Mais de 400 pessoas morreram após um bombardeio atingir uma clínica de reabilitação para dependentes químicos em Cabul, no Afeganistão, na noite de segunda-feira, 16 de março de 2026.
O governo local atribuiu a responsabilidade ao Paquistão, que negou veementemente as acusações. As duas nações estão em conflito desde o final de fevereiro, com ataques aéreos e confrontos na zona de fronteira.
“O balanço não é definitivo, as operações de busca continuam, mas temos mais de 400 mortos e mais de 200 feridos”, informou o porta-voz do Ministério da Saúde afegão, Sharafat Zaman.
Embora o dado não tenha sido confirmado por fontes independentes, a agência de notícias AFP identificou ao menos 30 corpos e dezenas de feridos no centro médico, que abrigava entre 2 mil e 3 mil dependentes químicos.
Imagens divulgadas nas redes sociais mostraram o local em chamas, com equipes de bombeiros tentando conter o fogo.

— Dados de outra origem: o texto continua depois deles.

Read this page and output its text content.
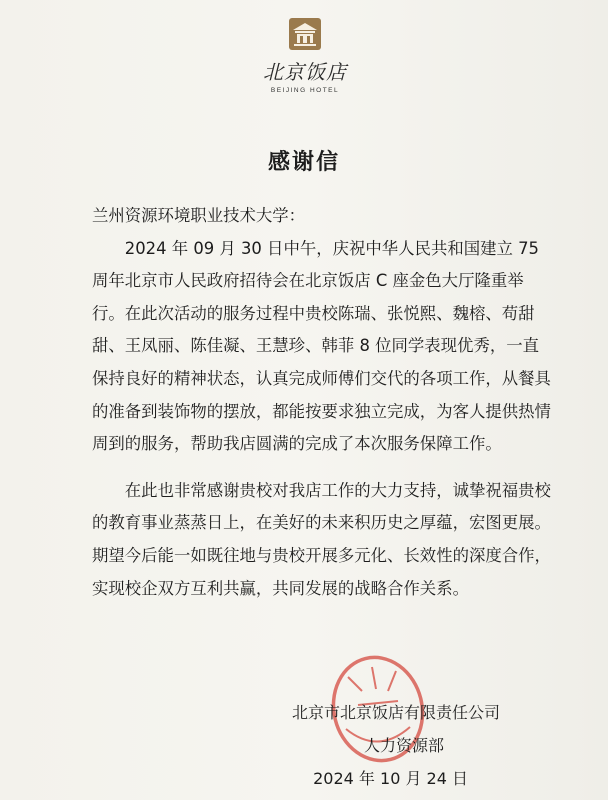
北京饭店
BEIJING HOTEL
感谢信

兰州资源环境职业技术大学：

2024 年 09 月 30 日中午，庆祝中华人民共和国建立 75 周年北京市人民政府招待会在北京饭店 C 座金色大厅隆重举行。在此次活动的服务过程中贵校陈瑞、张悦熙、魏榕、苟甜甜、王凤丽、陈佳凝、王慧珍、韩菲 8 位同学表现优秀，一直保持良好的精神状态，认真完成师傅们交代的各项工作，从餐具的准备到装饰物的摆放，都能按要求独立完成，为客人提供热情周到的服务，帮助我店圆满的完成了本次服务保障工作。

在此也非常感谢贵校对我店工作的大力支持，诚挚祝福贵校的教育事业蒸蒸日上，在美好的未来积历史之厚蕴，宏图更展。期望今后能一如既往地与贵校开展多元化、长效性的深度合作，实现校企双方互利共赢，共同发展的战略合作关系。

北京市北京饭店有限责任公司
人力资源部
2024 年 10 月 24 日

Na manhã de terça-feira, 17, dezenas de pessoas se aglomeravam nos arredores da clínica, buscando notícias de seus parentes.
““Estou aqui desde ontem à noite. Procuro meu irmão, mas não o encontro. O que posso fazer?”, disse Habibullah Kabulbai, de 55 anos, aos prantos.”
As operações de busca e resgate continuam, apesar da deterioração da estrutura do centro médico em decorrência das chamas. O impacto do bombardeio foi suficiente para derrubar um dos prédios da unidade, ferindo o médico Azmat Ali Momand, de 30 anos, que estava em atuação no hospital.
““Eu tinha terminado de examinar os pacientes e estava fazendo as abluções (antes da oração) quando ouvi a explosão. O teto desabou sobre mim”, relatou ele.”
O Paquistão, apontado como responsável pelo ataque, definiu as acusações como “completamente infundadas”. O ministro da Informação paquistanês, Attaullah Tarar, afirmou que “nenhum hospital, centro de reabilitação ou instalação civil foi alvo de ataques”.
““O regime talibã afegão está propagando mais uma mentira ao alegar que o Paquistão atacou um hospital de reabilitação de dependentes químicos em Cabul”, disse Tarar.”
Ele destacou que os alvos eram infraestruturas militares e terroristas, incluindo depósitos de munição e equipamentos técnicos, além de outras instalações ligadas a atividades hostis contra o Paquistão. As hostilidades entre Islamabad e Cabul se intensificaram desde o dia 27 de fevereiro, quando as forças armadas paquistanesas realizaram um ataque contra a capital afegã.